PM meets southern mayors, allocates millions to improve law enforcement; mayor of Rahat blasts premier for going to lookout point near Bedouin city, not actually visiting

Prime Minister Naftali Bennett during a tour of the south on December 6, 2021. (Haim Zach/GPO)
Prime Minister Naftali Bennett during a tour of the south on December 6, 2021. (Haim Zach/GPO)

Prime Minister Naftali Bennett toured the south of the country on Monday where he reviewed efforts to combat organized crime in Arab communities, declaring it a concern for the entire nation.

“The crime in the Arab community is not only its problem — it is all of ours,” said Bennett near the Bedouin city of Rahat. “There are militias here like there are in the Wild West.”

But the prime minister drew criticism for only touring a lookout point over Rahat, rather than paying a visit inside the city.

Arab communities have seen a surge in violence in recent years, driven mainly by organized crime.

In the south, there have been longstanding complaints from local officials and residents about crime, much of which they say originates in Bedouin communities. Hebrew media has repeatedly broadcast footage of wild driving including car races and road stunts, as well as incidents of gunfire in the south.

There has also been a recent increase in attacks on buses as assailants — allegedly Bedouin teenagers — hurl rocks at the vehicles, according to bus operators.

“After years of neglect in which crime reached unbearable proportions, we are moving from being on the defense to going on the attack,” Bennett said at the lookout point near Rahat. “The message to southern residents is that we will not be apathetic. Justice in Beersheba and Rahat is like justice in Tel Aviv.”

Rahat Mayor Fayez Abu Sahiban scorned Bennett for staying outside the city.

“It is ridiculous that the prime minister of Israel goes to a lookout point near Rahat and doesn’t enter the city, as though we are all criminals,” Abu Sahiban said, according to Hebrew media.

During his tour, Bennett was joined by Interior Minister Ayelet Shaked, Public Security Minister Omer Barlev, Justice Minister Gideon Sa’ar, Welfare Minister Meir Cohen, Israel Police Chief Kobi Shabtai and other senior officials.
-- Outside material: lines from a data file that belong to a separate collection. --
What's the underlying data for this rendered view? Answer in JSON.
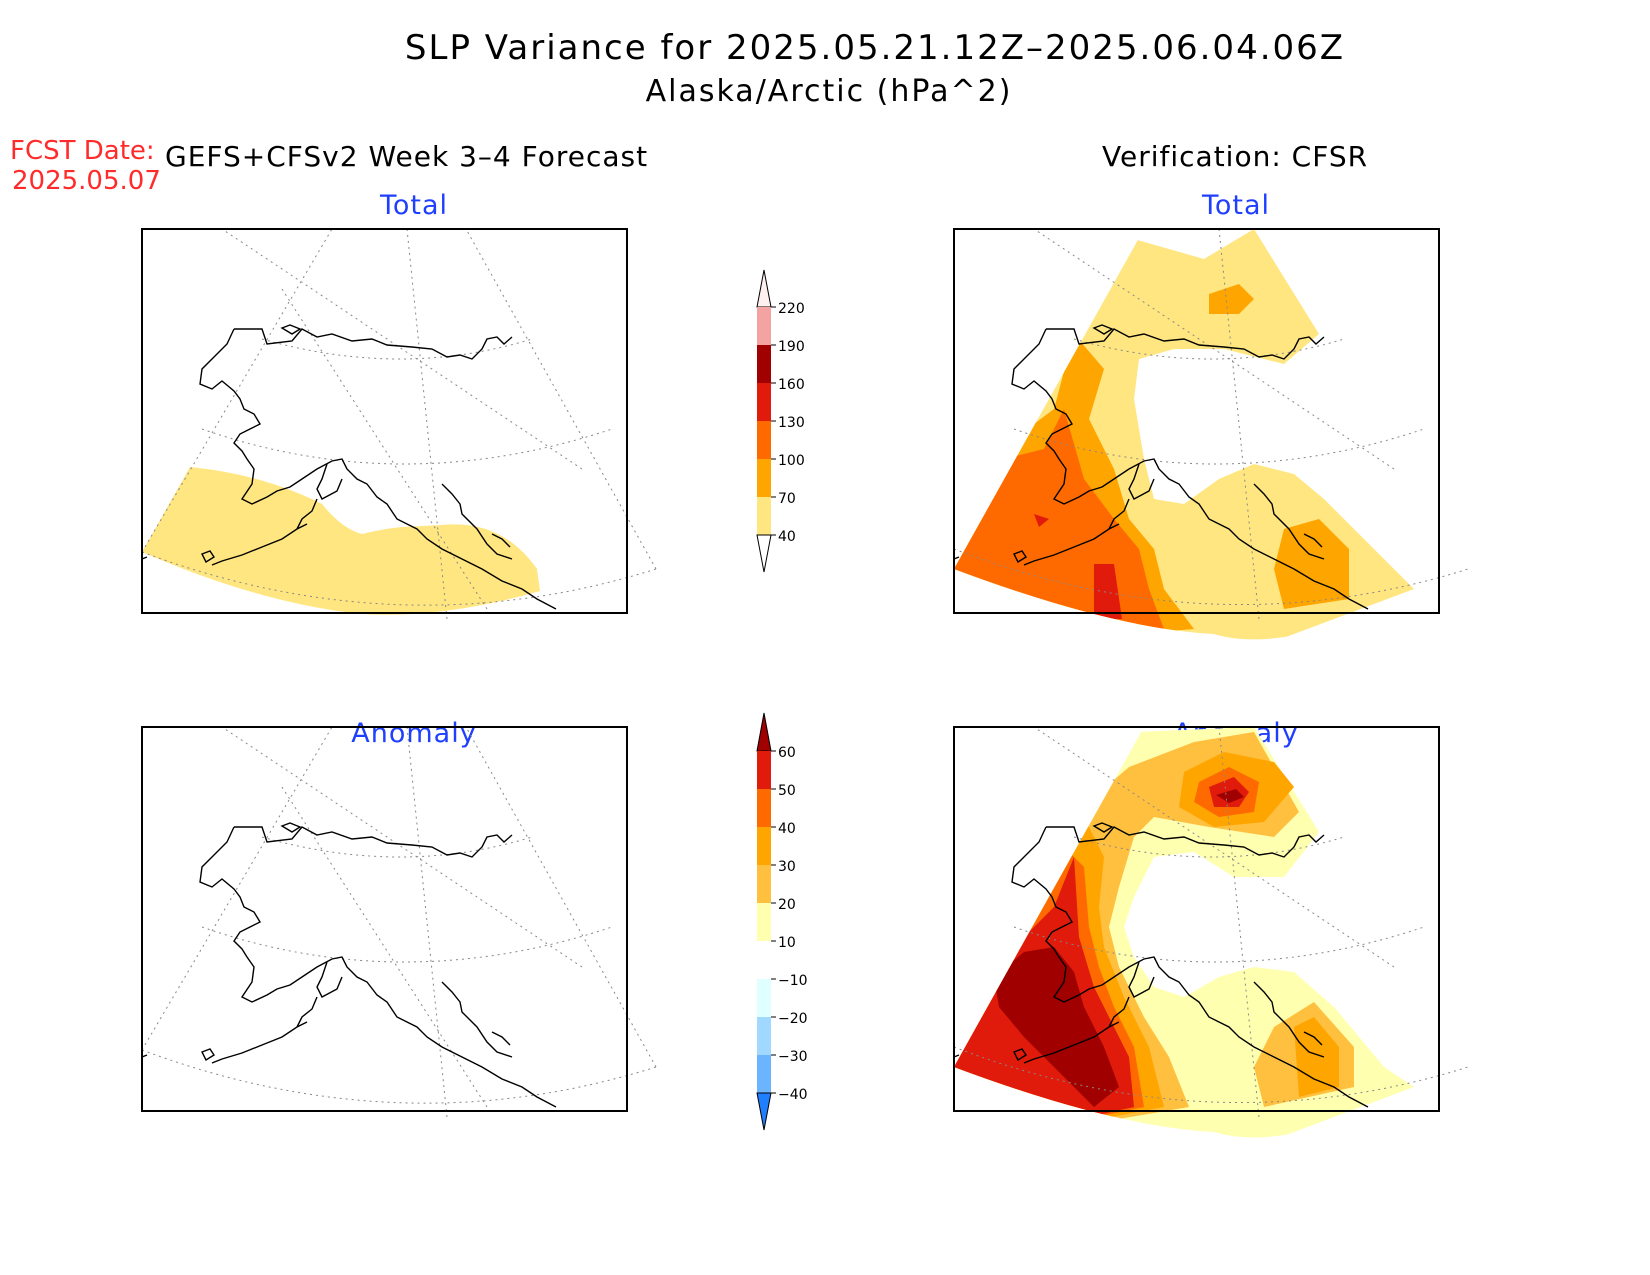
{
  "title": {
    "line1": "SLP Variance for 2025.05.21.12Z–2025.06.04.06Z",
    "line2": "Alaska/Arctic (hPa^2)"
  },
  "forecast_date": {
    "label": "FCST Date:",
    "value": "2025.05.07"
  },
  "columns": {
    "left": "GEFS+CFSv2 Week 3–4 Forecast",
    "right": "Verification: CFSR"
  },
  "panels": [
    {
      "id": "forecast-total",
      "title": "Total"
    },
    {
      "id": "verification-total",
      "title": "Total"
    },
    {
      "id": "forecast-anomaly",
      "title": "Anomaly"
    },
    {
      "id": "verification-anomaly",
      "title": "Anomaly"
    }
  ],
  "colorbars": {
    "total": {
      "labels": [
        "220",
        "190",
        "160",
        "130",
        "100",
        "70",
        "40"
      ],
      "colors": [
        "#fff0f0",
        "#f4a3a3",
        "#a00000",
        "#e01b0b",
        "#ff6a00",
        "#ffa500",
        "#ffe680"
      ]
    },
    "anomaly": {
      "labels": [
        "60",
        "50",
        "40",
        "30",
        "20",
        "10",
        "−10",
        "−20",
        "−30",
        "−40"
      ],
      "colors": [
        "#a00000",
        "#e01b0b",
        "#ff6a00",
        "#ffa500",
        "#ffc040",
        "#ffffb0",
        "#ffffff",
        "#e0ffff",
        "#a0d8ff",
        "#6cb4ff",
        "#1f7fff"
      ]
    }
  },
  "map_colors": {
    "fill_40_70": "#ffe680",
    "fill_70_100": "#ffa500",
    "fill_100_130": "#ff6a00",
    "fill_130_160": "#e01b0b",
    "fill_160_190": "#a00000",
    "anom_10_20": "#ffffb0",
    "anom_20_30": "#ffc040",
    "anom_30_40": "#ffa500",
    "anom_40_50": "#ff6a00",
    "anom_50_60": "#e01b0b",
    "anom_60_plus": "#a00000"
  }
}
The delegation met with local southern mayors at the Beersheba Municipality, where they promised an increase in law enforcement.

“We will bring forces to reinforce the south and we will budget tens of millions [of shekels] to bolster the police,” Bennett said at the meeting. “I hear your pleas.”

In November, Bennett said the drive against crime in Arab communities is a “critical effort.”

Prime Minister Naftali Bennett leads the weekly cabinet meeting at the Prime Minister’s Office in Jerusalem, on December 5, 2021. (Gil Cohen/Magen/AFP)

Last month, a public brawl at a hospital in Beersheba left four people injured and 19 were arrested. In another incident, also in November, three people were seriously injured when they were stabbed during a brawl in Rahat.

Leaders and community members blame police, who they say have failed to crack down on powerful criminal organizations and largely ignore the violence, which includes family feuds, mafia turf wars and violence against women.

Both government officials and civil society experts say the violence in the Arab community is the fruit of decades of state neglect.

Over half of Arab Israelis live under the poverty line. Their towns and cities often have crumbling infrastructure, poor public services and few job prospects, leading some young people to collaborate with organized crime.

In August, Bennett said that violence and crime in Arab Israeli communities was a “national calamity.”